The darkness of existence
overflows and drips on
my bare foot. It crawls. It grows.
It grows. It rises. It floods this
temple like a tsunami and it
washes over me. The door is
sealed shut. No one gets out.
Not even me.
I say my prayers with black
tides up to my chest. I have
not drowned, not yet.
Sunlight escapes into this
cold chamber through gilded
foliage. It blinds me, although
my eyes are closed. I recite
psalms written by no one
to placate the grumbles in
my cleaved soul. I wade
the waters for that golden
apple, that staff atop the altar.
Psalms become bubbles,
breaths become suffocation,
but my hands are firm. So close,
so unreachable. Is it water,
or is it a holy relic? In
a stupor, I hear oratorios,
storms, chewing, birds,
bell tolls.

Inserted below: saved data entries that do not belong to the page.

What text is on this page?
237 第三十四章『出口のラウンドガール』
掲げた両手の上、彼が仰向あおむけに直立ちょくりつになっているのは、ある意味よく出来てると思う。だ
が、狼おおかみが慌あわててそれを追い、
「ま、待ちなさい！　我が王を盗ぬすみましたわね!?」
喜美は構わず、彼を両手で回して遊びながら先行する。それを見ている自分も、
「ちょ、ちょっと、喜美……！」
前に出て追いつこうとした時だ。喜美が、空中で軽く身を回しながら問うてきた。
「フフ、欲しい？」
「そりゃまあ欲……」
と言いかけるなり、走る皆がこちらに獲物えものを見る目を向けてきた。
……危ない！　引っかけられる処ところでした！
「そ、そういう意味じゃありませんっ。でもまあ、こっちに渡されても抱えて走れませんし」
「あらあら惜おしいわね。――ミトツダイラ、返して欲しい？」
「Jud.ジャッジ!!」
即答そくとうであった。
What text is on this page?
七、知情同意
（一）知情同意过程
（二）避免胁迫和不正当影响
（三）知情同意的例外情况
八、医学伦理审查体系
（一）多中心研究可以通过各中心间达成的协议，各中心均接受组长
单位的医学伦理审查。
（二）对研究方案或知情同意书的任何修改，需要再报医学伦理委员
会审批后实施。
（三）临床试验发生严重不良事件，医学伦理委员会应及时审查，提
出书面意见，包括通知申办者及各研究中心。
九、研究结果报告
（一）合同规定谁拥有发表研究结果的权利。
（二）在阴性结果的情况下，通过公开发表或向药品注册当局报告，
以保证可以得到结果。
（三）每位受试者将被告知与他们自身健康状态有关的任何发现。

I wake up
in orange blossoms.
Molly (Siyu) Chen is a student at Wellesley College and an alumna of Interlochen Arts Academy and the Kenyon Young Writers Workshop. Her work has previously been published in The Wellesley Review and by TABLOID Press. She has been recognized by the Alliance for Young Artists & Writers and Write the World.

I think all of us have times in our lives when we are praying despite black tides up to our chests. Excellent poem, Molly!